The Gambia Armed Force Deputy Chief, Mamat O Cham, has urged journalists to desist from publishing information that ‘may likely jeopardise the country’s peace and security. He said these during a two-day interface held at the Officers’ Mess in Kotu on Thursday.

According to him, the press will not put forward any information that may be detrimental to national security.

“And that is why we decided to have this interface so that together we can look at these challenges, we can look at what is reasonable and chart a way forward,” he said.
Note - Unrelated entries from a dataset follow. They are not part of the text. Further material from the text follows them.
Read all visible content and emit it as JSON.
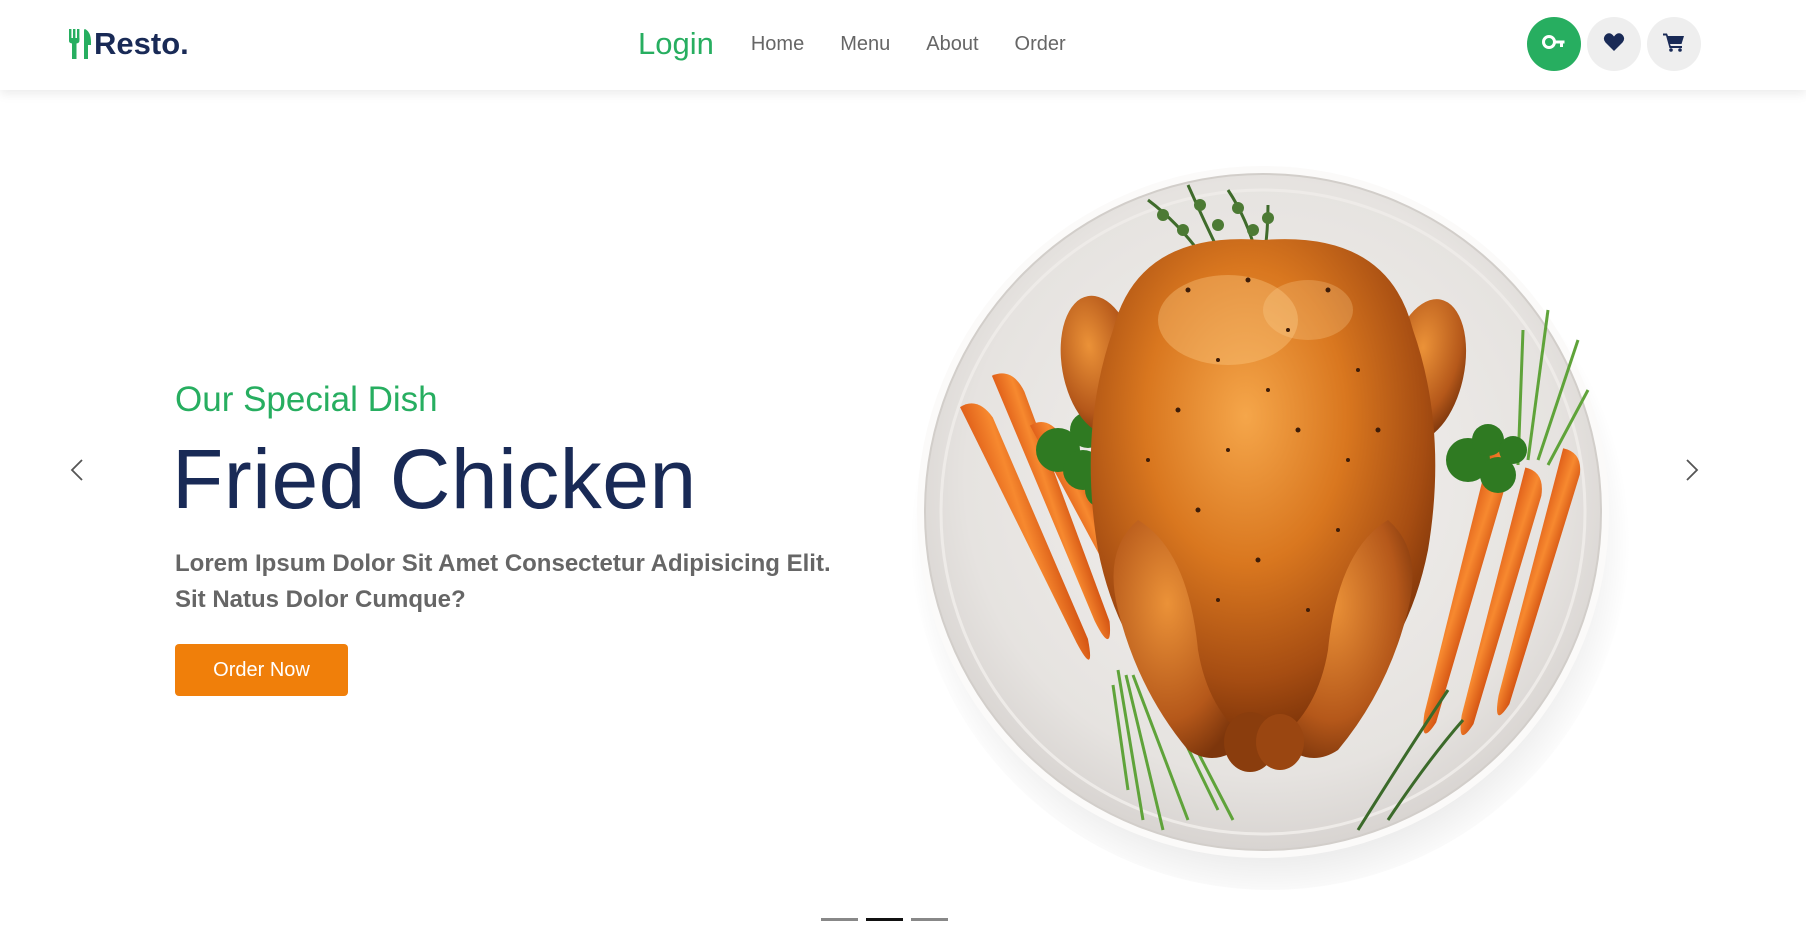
{
  "brand": {
    "name": "Resto.",
    "logo_icon": "utensils-icon",
    "color": "#192a56",
    "accent": "#27ae60"
  },
  "nav": {
    "login": "Login",
    "links": [
      "Home",
      "Menu",
      "About",
      "Order"
    ]
  },
  "header_icons": [
    {
      "name": "key-icon",
      "active": true
    },
    {
      "name": "heart-icon",
      "active": false
    },
    {
      "name": "cart-icon",
      "active": false
    }
  ],
  "hero": {
    "subtitle": "Our Special Dish",
    "title": "Fried Chicken",
    "description_line1": "Lorem Ipsum Dolor Sit Amet Consectetur Adipisicing Elit.",
    "description_line2": "Sit Natus Dolor Cumque?",
    "cta": "Order Now",
    "cta_color": "#f07f0a",
    "image": "roast-chicken-on-plate"
  },
  "carousel": {
    "slides": 3,
    "active": 2,
    "prev_icon": "chevron-left-icon",
    "next_icon": "chevron-right-icon"
  }
}
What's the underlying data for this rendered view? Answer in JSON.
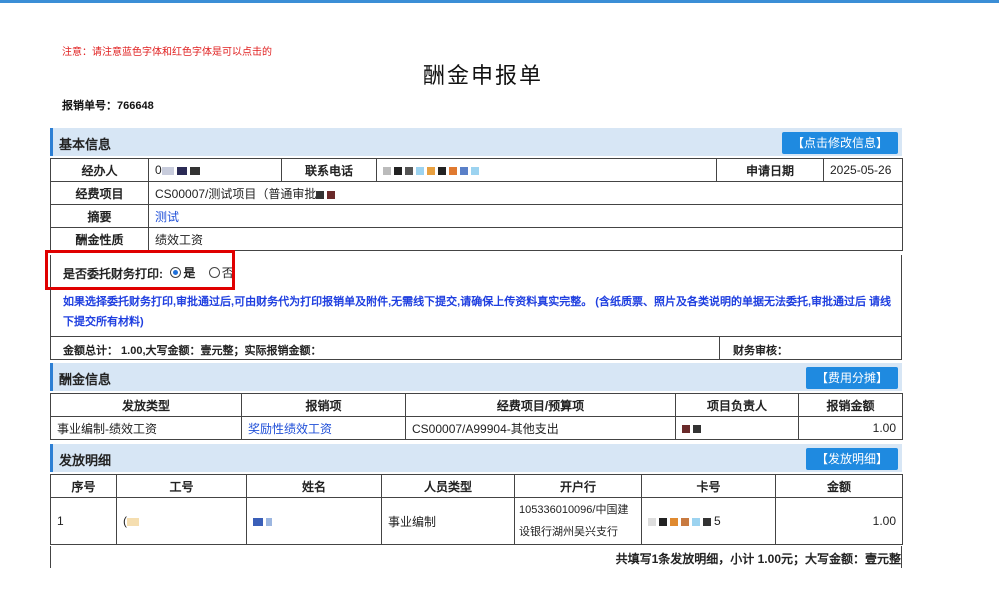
{
  "notice": "注意：请注意蓝色字体和红色字体是可以点击的",
  "title": "酬金申报单",
  "doc_no_label": "报销单号：",
  "doc_no": "766648",
  "basic": {
    "section_title": "基本信息",
    "edit_button": "【点击修改信息】",
    "handler_label": "经办人",
    "handler_value": "0",
    "phone_label": "联系电话",
    "date_label": "申请日期",
    "date_value": "2025-05-26",
    "project_label": "经费项目",
    "project_value": "CS00007/测试项目（普通审批",
    "summary_label": "摘要",
    "summary_value": "测试",
    "nature_label": "酬金性质",
    "nature_value": "绩效工资",
    "print_question": "是否委托财务打印:",
    "opt_yes": "是",
    "opt_no": "否",
    "selected": "是",
    "hint": "如果选择委托财务打印,审批通过后,可由财务代为打印报销单及附件,无需线下提交,请确保上传资料真实完整。 (含纸质票、照片及各类说明的单据无法委托,审批通过后 请线下提交所有材料)",
    "total_text": "金额总计： 1.00,大写金额：壹元整；实际报销金额：",
    "audit_label": "财务审核："
  },
  "reward": {
    "section_title": "酬金信息",
    "split_button": "【费用分摊】",
    "headers": [
      "发放类型",
      "报销项",
      "经费项目/预算项",
      "项目负责人",
      "报销金额"
    ],
    "rows": [
      {
        "type": "事业编制-绩效工资",
        "item": "奖励性绩效工资",
        "budget": "CS00007/A99904-其他支出",
        "leader": "",
        "amount": "1.00"
      }
    ]
  },
  "detail": {
    "section_title": "发放明细",
    "detail_button": "【发放明细】",
    "headers": [
      "序号",
      "工号",
      "姓名",
      "人员类型",
      "开户行",
      "卡号",
      "金额"
    ],
    "rows": [
      {
        "no": "1",
        "emp_id": "(",
        "name": "",
        "person_type": "事业编制",
        "bank": "105336010096/中国建设银行湖州吴兴支行",
        "card": "5",
        "amount": "1.00"
      }
    ],
    "footer": "共填写1条发放明细，小计 1.00元；大写金额：壹元整"
  },
  "colors": {
    "accent": "#1f8ae0",
    "link": "#1f4fd8",
    "warning": "#e02020",
    "section_bg": "#d7e6f5"
  }
}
“The armed forces have a constitutional duty to ensure harmony through disclosure of reasonable information to the general public, and that is our civil-military relations. But at the same time, the press will probably be guided through their laws or probably their self-restraint to ensure that any information that may likely jeopardise the safety, security, and the public order of this country put on the public domain,” he said.

“We also recognised what perspective you are coming from. National security would include justice, issues of social accountability and you name it. And this is not really to ask you not to do your duties,” he said and added that if someone put something wrong in the public domain, it might disturb the peace and stability of the country.

 “From The Gambia Armed Forces command, we feel that to move the agenda of the country forward, there are need for a very constructive engagement, especially in the form of communication between the armed forces and the fourth estate, the press. As you all know, communication is a nebulous process making it very difficult to define,” he disclosed.